Нет звёзд за терниями (СИ) - Бонс Олли. Страница 55
— Это ещё кто такая?
— Мы росли вместе, нас выкормила одна мать. Только меня с рождения рядили, кроме матери, никто не знал... С Леоной так не получилось. В плохом месте жили, её отдали в уплату за воду, чтобы мы спаслись, а она...
— Ага. Так где она теперь?
— Там, где эти... Где были твои люди.
— Ты, значит, парней вытянула, а её не смогла? Ну, подумаем, что сделать. Что, запирают её, значит?
Проклятая боль выводила из себя. Если бы не она, Кори легко нашла бы слова, да и не лежала бы беспомощно. Не нуждалась в чужой помощи. Но вот, пожалуйста, мысли теряются, и даже объяснить ничего не удаётся.
— Не запирают, это другое. Молчи, хорошо? Слушай. Когда случилось это... с моей рукой, Леона мне жизнь спасла. Пыталась выходить меня, как умела, тогда и узнала только, что я не парень. После того, что с ней случилось... Она... Она понять не могла, почему меня защитили, а её — нет. Её как будто предали, понимаешь? Да и рука эта — мне сбежать хотелось. У Леоны не хватило бы сил, и я решил... я решила её бросить. А когда у меня ничего не получилось, она меня не бросила.
Гундольф молча подал кружку. Вовремя, потому что Кори уже и сама почти не слышала, как звучит её голос.

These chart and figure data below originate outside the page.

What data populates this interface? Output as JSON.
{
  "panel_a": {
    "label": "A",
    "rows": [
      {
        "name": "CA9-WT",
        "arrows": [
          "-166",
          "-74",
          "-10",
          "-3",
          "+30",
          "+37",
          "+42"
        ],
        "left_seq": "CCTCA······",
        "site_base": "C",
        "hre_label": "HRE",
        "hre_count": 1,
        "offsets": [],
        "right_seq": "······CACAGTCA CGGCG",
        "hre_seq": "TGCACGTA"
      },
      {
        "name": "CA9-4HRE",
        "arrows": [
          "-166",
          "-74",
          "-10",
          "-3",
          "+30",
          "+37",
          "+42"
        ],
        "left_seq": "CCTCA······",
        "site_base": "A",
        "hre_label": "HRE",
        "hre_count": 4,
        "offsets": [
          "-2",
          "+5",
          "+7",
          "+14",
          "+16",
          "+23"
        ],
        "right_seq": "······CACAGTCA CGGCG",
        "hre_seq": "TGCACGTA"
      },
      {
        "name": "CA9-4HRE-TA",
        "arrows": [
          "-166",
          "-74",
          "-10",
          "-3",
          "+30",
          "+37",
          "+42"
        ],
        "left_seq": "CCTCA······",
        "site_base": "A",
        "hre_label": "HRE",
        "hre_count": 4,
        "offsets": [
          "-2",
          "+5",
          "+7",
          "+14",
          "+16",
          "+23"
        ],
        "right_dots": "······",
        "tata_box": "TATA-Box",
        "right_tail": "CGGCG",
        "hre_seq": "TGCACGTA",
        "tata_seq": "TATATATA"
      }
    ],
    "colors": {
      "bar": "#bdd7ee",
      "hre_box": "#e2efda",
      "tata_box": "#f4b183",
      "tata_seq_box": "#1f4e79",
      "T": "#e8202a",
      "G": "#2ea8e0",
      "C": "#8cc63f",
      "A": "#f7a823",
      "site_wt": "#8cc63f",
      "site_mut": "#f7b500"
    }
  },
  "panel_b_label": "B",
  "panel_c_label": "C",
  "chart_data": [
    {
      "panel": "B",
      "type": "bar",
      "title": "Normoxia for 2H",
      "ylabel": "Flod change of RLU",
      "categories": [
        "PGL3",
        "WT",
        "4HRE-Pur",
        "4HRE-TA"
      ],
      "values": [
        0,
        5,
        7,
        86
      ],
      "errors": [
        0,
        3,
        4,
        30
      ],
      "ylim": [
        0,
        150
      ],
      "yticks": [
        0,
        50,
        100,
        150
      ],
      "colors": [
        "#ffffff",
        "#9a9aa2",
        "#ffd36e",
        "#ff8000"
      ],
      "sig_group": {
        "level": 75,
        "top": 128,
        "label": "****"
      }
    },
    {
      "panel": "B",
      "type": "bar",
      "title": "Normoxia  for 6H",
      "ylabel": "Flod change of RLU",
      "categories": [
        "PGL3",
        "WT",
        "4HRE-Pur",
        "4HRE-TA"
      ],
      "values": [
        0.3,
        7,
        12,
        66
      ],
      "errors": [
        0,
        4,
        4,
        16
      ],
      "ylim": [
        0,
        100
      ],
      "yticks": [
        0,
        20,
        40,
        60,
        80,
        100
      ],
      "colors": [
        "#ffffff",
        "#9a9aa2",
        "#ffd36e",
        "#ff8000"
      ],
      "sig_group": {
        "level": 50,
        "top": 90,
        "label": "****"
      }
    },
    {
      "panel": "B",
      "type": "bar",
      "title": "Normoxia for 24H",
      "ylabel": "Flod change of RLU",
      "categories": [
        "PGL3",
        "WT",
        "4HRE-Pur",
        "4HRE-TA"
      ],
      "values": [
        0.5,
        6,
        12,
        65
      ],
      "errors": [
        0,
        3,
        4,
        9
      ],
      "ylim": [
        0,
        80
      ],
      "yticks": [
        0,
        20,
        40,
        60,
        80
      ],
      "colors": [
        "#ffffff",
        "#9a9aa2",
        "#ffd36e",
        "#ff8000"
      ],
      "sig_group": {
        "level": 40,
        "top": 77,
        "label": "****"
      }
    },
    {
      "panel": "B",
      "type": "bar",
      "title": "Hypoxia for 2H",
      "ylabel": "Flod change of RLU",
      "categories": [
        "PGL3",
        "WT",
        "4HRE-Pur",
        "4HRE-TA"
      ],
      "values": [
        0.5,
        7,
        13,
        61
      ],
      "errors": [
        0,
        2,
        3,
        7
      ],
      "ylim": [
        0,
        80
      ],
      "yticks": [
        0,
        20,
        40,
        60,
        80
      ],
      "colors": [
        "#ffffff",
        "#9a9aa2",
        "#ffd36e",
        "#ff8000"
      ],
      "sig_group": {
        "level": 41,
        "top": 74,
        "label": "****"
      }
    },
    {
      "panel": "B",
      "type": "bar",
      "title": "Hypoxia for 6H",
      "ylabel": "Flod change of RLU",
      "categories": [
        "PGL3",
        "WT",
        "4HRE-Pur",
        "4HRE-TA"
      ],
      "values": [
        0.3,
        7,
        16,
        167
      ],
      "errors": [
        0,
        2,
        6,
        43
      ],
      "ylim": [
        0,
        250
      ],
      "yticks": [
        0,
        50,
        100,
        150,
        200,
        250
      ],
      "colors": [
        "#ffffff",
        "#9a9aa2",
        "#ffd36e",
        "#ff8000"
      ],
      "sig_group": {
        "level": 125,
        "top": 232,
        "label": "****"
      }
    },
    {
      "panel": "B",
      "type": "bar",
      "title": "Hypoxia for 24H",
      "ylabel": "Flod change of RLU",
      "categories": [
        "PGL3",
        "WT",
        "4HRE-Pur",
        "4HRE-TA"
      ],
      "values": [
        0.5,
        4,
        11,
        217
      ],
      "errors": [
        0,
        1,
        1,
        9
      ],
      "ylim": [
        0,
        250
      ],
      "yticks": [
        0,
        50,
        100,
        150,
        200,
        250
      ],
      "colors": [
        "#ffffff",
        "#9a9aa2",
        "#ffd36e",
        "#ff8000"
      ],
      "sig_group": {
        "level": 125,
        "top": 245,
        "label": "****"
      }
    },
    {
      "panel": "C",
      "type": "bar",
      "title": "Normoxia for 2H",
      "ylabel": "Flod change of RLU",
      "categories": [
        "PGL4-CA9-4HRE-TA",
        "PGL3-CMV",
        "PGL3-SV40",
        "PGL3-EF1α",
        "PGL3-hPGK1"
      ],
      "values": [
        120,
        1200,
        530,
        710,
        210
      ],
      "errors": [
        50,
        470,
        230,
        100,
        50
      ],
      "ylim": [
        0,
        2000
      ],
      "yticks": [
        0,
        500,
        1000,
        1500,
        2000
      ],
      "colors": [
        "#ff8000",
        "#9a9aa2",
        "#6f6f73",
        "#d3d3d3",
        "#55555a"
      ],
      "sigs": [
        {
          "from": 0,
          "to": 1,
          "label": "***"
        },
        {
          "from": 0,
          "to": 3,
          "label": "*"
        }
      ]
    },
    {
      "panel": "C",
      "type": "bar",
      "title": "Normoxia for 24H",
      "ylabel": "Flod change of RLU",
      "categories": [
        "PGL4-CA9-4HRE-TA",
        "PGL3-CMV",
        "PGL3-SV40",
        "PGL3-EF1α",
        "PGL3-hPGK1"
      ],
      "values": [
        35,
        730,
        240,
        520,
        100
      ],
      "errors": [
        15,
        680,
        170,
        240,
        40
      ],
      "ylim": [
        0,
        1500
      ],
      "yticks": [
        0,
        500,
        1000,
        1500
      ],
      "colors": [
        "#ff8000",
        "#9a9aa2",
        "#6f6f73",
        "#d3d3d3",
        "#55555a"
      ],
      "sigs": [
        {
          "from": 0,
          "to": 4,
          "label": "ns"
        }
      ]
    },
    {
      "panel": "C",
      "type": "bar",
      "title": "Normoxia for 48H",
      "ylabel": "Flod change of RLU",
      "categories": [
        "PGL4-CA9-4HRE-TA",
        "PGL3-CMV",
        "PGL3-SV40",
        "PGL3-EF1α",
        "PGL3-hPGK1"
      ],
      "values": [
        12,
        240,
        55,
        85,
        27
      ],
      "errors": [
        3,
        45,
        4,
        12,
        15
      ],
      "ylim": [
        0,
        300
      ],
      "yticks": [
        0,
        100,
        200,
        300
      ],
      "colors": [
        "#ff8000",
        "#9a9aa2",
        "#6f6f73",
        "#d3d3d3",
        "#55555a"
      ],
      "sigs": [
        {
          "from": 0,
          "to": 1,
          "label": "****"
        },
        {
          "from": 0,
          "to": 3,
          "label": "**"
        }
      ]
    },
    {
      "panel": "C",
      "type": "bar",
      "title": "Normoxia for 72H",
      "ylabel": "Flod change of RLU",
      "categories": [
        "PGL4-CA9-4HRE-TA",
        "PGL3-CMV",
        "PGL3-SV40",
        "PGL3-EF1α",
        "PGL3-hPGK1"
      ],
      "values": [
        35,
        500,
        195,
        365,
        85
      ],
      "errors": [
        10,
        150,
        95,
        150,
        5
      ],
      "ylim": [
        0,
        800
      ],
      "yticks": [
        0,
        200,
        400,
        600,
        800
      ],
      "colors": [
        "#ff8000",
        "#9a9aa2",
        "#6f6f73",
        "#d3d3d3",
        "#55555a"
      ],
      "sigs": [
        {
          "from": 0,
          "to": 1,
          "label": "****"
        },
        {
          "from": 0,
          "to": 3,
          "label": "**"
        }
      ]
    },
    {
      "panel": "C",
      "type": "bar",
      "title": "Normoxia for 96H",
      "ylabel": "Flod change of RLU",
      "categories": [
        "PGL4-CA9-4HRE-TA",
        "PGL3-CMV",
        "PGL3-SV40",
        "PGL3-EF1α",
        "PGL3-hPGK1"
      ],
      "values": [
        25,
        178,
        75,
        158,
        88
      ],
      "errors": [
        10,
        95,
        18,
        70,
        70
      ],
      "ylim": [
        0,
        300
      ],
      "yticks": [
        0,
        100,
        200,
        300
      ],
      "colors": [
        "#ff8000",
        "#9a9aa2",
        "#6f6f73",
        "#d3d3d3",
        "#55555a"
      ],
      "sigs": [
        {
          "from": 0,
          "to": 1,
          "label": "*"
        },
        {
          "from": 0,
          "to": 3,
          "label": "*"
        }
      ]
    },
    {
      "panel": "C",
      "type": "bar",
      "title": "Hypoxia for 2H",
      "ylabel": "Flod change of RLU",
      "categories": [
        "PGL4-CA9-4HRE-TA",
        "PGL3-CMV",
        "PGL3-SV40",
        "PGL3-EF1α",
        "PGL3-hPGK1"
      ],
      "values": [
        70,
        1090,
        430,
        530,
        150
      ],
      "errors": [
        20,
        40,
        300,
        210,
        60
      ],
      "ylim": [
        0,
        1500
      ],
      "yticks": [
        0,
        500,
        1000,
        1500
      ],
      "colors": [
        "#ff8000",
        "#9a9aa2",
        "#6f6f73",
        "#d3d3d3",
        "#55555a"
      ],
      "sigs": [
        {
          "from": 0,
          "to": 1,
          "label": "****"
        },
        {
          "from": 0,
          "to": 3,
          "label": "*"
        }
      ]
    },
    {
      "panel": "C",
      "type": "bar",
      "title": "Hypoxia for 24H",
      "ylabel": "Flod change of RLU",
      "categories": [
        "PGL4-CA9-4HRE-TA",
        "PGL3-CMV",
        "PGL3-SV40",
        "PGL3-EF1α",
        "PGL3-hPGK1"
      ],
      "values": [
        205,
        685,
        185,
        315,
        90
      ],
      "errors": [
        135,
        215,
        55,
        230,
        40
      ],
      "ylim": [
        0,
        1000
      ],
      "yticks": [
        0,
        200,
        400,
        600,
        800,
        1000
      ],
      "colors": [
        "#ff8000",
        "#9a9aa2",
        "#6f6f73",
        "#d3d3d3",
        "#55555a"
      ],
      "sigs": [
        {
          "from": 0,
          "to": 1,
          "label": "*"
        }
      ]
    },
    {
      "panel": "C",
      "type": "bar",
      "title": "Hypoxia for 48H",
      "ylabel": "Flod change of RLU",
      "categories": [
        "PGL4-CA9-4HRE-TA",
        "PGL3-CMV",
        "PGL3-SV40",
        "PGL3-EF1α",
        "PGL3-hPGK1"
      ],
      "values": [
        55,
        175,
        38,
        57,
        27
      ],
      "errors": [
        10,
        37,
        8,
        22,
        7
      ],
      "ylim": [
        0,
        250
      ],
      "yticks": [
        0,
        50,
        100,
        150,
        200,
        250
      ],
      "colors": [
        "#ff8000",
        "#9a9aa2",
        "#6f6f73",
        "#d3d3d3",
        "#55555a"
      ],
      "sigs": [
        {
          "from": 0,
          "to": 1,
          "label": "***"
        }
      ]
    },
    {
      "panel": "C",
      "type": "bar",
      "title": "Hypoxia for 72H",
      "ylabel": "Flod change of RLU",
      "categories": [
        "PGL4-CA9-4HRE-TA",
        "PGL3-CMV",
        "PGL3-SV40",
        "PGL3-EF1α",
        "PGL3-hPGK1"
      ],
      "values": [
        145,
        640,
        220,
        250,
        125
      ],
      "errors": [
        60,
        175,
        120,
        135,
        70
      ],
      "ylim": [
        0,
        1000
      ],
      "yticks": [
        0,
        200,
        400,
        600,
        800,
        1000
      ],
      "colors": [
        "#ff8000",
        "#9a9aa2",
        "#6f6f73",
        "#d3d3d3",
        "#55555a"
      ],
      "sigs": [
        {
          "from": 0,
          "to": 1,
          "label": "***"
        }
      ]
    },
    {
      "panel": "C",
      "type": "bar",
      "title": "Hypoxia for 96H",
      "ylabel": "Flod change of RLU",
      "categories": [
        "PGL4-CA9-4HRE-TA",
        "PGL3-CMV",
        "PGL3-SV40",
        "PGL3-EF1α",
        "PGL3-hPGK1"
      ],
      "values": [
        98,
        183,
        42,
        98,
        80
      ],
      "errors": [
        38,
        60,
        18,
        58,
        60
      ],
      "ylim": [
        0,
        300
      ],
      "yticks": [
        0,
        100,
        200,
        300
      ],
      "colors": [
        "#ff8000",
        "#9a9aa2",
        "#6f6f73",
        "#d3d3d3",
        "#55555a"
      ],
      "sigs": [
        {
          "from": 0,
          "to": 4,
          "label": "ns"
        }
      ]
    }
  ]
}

— Но мне всё равно... — продолжила Кори. — Мне суждено было там умереть. Такая рана, и никто не знал, что со мной делать. И всем было плевать, а Леона... она упросила, чтобы мне помогли, и опять заплатила собой. Всем, что у неё было, понимаешь? Там, куда нас забрали, мне и сделали руку. Видишь, даже могу жить почти как человек. А Леоне ничего этого не надо было, у неё было здоровое, целое тело! Но её кроили, резали на куски. Любимая игрушка старого мастера, и всё это ради моей бесполезной жизни... Гундольф, пожалуйста! Это мой долг, я знаю, и только мне его платить, и я не имею права требовать, но если сможешь... Если я не смогу... Она столько раз меня спасала, а я её раз за разом подвожу!..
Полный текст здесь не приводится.